3. Permissibility of Continued Use of the Trade Name “Huatuo” by Guangdong Huatuo Health and Guangdong Huatuo Pharm
In this matter, Huatuo Sinopharm asserted that Guangdong Huatuo Health and Guangdong Huatuo Pharm should cease using “Huatuo” as their trade names. The Court ruled that the determination of whether the use of “Huatuo” by these entities constituted unfair competition should be based on two criteria:
- Whether the trade name “Huatuo” has attained a certain level of influence; and
- Whether the unauthorized use of “Huatuo” by these entities has resulted in public confusion or misconception.
Firstly, the evidence presented by Huatuo Sinopharm demonstrated that the “Huatuo” trade name has garnered a significant level of recognition within the relevant industry through years of promotion and use, qualifying it as a trade name with influence as defined in Article 6, Paragraph 2 of the Anti-Unfair Competition Law.
Secondly, since Huatuo Sinopharm and its subsidiaries no longer held any shares in Guangdong Huatuo Health or Guangdong Huatuo Pharm, neither entity possessed the legal right to utilize “Huatuo” in their trade names. The legal basis for Guangdong Huatuo Pharm’s use of “Huatuo” as a trade name stemmed from an Investment Agreement for the Establishment of Huatuo Sinopharm Chain Co., Ltd., which was annulled by a shareholders’ resolution in 2016. Huatuo Sinopharm did not authorize Guangdong Huatuo Pharm to continue using “Huatuo” as a trade name. Furthermore, in 2018, Guangdong Huatuo Pharm publicly acknowledged on its official website that it had violated the agreement by establishing Guangdong Huatuo Health without authorization and using both “Huatuo” and “Huatuo Sinopharm” as trademarks and trade names without permission.
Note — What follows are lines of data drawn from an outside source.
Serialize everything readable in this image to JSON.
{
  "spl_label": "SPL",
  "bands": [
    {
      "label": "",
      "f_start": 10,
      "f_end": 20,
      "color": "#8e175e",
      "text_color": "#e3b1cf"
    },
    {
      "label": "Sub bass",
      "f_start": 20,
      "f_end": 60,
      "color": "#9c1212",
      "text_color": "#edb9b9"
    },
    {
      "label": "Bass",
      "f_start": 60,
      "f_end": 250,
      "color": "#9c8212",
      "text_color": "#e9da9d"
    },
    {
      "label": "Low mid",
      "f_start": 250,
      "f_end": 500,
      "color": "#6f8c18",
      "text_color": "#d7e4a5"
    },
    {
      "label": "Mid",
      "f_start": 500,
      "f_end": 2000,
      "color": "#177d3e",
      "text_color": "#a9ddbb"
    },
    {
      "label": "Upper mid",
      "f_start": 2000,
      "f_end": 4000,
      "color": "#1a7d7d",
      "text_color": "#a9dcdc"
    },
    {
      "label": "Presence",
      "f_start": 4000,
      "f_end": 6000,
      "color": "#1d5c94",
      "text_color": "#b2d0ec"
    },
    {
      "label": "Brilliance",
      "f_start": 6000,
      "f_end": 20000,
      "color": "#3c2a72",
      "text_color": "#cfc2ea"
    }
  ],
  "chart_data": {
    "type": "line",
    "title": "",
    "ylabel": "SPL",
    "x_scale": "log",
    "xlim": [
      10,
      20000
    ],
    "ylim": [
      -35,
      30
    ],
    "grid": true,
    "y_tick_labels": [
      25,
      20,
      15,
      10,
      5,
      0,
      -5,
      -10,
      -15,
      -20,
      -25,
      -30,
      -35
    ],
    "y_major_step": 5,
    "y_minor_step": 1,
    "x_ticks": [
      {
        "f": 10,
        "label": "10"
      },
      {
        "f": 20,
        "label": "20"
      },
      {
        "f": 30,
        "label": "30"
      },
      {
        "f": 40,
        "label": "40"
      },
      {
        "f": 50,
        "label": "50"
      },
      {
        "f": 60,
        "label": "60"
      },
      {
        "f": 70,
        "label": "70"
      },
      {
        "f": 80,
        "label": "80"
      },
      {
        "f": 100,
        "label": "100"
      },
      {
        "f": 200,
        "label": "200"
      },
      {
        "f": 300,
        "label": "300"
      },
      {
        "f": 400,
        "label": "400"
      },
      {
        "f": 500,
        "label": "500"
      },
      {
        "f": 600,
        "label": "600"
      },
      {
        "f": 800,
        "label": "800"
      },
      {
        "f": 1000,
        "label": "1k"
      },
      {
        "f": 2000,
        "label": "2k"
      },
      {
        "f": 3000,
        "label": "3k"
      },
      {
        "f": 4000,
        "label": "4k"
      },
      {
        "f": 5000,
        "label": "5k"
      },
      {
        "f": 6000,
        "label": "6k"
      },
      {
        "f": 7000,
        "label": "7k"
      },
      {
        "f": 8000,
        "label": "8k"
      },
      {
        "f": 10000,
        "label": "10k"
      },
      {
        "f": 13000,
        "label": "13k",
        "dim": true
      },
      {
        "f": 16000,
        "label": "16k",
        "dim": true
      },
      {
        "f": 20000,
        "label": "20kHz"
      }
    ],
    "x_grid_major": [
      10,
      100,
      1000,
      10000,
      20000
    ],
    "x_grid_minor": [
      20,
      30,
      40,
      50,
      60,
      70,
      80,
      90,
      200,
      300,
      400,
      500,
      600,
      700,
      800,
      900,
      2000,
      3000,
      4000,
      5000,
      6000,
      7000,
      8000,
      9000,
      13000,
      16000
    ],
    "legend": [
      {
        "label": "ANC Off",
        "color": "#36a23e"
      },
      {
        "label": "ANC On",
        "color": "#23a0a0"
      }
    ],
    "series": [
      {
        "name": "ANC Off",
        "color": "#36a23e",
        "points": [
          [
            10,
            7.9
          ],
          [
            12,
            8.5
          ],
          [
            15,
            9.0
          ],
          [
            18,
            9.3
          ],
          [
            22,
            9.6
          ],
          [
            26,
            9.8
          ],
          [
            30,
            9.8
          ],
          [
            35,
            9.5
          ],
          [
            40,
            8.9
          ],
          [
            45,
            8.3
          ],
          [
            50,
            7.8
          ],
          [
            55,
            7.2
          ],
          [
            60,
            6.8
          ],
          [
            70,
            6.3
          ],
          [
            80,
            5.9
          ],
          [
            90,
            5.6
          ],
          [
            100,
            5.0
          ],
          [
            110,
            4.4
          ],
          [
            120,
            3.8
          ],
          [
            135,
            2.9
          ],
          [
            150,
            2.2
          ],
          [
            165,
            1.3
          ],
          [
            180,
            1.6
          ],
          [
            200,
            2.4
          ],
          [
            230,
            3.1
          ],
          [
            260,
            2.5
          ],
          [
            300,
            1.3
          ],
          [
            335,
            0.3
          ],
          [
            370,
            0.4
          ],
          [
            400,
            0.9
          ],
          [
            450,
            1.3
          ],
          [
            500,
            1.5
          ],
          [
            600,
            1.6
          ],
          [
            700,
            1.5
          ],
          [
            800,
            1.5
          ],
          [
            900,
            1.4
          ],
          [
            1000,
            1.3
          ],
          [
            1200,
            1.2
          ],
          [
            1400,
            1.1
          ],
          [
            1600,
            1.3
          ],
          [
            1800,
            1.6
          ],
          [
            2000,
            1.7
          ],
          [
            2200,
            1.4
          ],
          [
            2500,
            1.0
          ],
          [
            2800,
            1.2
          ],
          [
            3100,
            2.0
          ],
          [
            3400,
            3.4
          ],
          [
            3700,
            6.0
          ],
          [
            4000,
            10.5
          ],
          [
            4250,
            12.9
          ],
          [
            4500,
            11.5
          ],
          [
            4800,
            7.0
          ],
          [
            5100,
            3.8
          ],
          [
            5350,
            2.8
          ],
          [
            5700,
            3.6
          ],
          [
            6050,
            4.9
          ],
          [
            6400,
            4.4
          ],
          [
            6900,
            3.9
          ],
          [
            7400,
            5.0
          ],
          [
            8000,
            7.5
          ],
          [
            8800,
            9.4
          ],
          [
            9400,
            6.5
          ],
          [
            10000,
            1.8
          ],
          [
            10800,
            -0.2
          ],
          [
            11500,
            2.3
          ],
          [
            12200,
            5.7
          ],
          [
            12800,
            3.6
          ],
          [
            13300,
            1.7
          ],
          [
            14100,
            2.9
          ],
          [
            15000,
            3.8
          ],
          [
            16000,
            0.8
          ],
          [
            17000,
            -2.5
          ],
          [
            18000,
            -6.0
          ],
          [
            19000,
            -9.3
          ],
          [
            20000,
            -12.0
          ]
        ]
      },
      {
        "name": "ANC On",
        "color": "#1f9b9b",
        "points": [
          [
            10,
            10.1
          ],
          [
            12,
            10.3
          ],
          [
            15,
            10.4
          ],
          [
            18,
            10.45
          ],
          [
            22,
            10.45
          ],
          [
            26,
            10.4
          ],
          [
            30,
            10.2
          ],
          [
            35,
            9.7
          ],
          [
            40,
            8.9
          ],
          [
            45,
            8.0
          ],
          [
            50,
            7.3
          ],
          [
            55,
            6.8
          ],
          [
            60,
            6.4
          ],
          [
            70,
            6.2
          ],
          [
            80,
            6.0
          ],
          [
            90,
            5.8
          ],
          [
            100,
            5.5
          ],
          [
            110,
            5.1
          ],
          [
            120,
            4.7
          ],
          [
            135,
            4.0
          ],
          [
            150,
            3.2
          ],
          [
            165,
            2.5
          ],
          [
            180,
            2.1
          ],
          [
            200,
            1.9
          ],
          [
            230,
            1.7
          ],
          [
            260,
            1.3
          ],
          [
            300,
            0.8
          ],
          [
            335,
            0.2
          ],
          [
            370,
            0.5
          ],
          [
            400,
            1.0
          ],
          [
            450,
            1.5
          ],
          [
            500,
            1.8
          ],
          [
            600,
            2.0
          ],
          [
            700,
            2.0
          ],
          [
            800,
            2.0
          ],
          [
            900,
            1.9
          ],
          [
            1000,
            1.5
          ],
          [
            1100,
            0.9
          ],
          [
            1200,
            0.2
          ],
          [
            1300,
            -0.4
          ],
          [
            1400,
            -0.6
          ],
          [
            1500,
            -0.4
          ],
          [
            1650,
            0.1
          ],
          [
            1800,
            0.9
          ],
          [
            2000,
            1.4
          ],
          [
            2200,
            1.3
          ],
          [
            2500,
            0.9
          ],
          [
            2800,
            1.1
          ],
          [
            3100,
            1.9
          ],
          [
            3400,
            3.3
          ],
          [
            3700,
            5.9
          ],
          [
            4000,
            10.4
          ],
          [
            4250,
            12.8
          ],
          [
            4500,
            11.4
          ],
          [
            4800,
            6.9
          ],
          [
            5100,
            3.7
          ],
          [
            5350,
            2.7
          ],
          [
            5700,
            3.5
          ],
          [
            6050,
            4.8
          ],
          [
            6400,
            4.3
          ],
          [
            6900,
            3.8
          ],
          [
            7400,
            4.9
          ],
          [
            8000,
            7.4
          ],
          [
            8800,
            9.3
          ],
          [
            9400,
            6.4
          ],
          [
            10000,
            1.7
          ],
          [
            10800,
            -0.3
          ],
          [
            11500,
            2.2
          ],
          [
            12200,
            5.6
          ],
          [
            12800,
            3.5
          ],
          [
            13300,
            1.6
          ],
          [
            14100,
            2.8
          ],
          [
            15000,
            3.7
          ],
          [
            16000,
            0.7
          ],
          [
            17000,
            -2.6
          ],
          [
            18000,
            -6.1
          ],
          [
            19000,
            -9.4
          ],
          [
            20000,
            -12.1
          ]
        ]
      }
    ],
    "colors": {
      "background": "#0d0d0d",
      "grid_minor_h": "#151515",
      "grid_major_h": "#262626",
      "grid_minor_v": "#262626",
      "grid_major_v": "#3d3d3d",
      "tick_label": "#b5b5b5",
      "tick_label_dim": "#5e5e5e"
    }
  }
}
Moreover, the business scope of Huatuo Sinopharm included the production and sale of traditional Chinese medicine, while Guangdong Huatuo Pharm was also involved in the wholesale and retail of traditional Chinese medicine and pharmaceuticals. Given the established recognition of Huatuo Sinopharm, the relevant public could easily be misled into believing there was a connection between Huatuo Sinopharm and Guangdong Huatuo Pharm, resulting in confusion and potential harm to the trade name rights of Huatuo Sinopharm.
Therefore, the Court concluded that the use of “Huatuo” as a trade name by Guangdong Huatuo Health and Guangdong Huatuo Pharm constituted acts of unfair competition as defined in Article 6, Paragraph 2 of the Anti-Unfair Competition Law.